Un bon exercice serait de revenir aux faits, aux choses concrètes qui nous entourent et que nous avons (ou non) accomplies.

Et il faut vraiment LE FAIRE : il n’y a pas de bénéfices si cet exercice reste théorique.

Sur une feuille, tracez deux colonnes : écrivez d’un côté tous les éléments dont vous êtes satisfait, et de l’autre tout ce qui vous procure de l’insatisfaction. Observez enfin le résultat avec curiosité.

Cet exercice vous apportera 3 bénéfices :

1) Remettre de l’équilibre : Vous observez certainement des choses dans la colonne satisfaction.

2) Identifier concrètement les choses que vous pouvez et souhaitez changer.

3) Vous demander si le sentiment d’insatisfaction est vraiment problématique pour les points restants.

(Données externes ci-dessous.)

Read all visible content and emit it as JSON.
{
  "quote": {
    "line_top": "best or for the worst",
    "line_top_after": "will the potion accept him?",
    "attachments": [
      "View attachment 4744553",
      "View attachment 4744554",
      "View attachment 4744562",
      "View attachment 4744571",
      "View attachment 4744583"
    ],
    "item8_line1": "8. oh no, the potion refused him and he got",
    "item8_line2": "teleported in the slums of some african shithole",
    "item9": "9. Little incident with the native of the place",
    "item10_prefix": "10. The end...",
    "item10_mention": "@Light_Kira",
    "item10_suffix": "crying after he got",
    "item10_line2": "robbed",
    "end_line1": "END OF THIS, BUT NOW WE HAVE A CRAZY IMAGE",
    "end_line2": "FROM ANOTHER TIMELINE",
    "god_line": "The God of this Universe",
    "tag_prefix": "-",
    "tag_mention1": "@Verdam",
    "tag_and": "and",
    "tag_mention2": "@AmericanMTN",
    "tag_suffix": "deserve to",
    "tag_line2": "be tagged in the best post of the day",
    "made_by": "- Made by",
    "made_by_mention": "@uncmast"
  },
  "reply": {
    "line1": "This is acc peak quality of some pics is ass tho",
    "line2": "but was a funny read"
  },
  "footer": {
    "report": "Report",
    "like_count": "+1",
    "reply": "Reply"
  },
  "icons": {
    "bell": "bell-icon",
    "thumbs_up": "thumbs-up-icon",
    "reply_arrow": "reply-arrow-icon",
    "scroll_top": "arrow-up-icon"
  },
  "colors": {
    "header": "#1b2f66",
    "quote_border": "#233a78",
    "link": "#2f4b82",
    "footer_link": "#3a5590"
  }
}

3. Je ne suis pas obligé de réagir à chaque sentiment d’insatisfaction

Peut-être parfois confondez-vous une émotion (l’insatisfaction) avec votre réaction à cette émotion passagère, comme râler, se plaindre, vouloir que les choses soient différentes, se décourager, etc.

Pourtant, sachez il n’y a pas plus d’éternelles insatisfaites que d’éternelles satisfaites ! Même le Dalaï-Lama dit qu’il ressent parfois de la colère…

Il n’est écrit nulle part qu’on devrait être satisfaite tout le temps.

Si j’ai une pensée qui crée l’émotion d’insatisfaction, je peux simplement rester avec cette émotion – qui n’est qu’un changement physiologique, une vibration dans mon corps, un ressenti physique.

Si mon patron confie le projet parfait à ma collègue, je peux être ressentir de l’insatifaction sur le moment, même si mon travail est par ailleurs très satisfaisant.

Ai-je besoin d’être éternellement satisfait ?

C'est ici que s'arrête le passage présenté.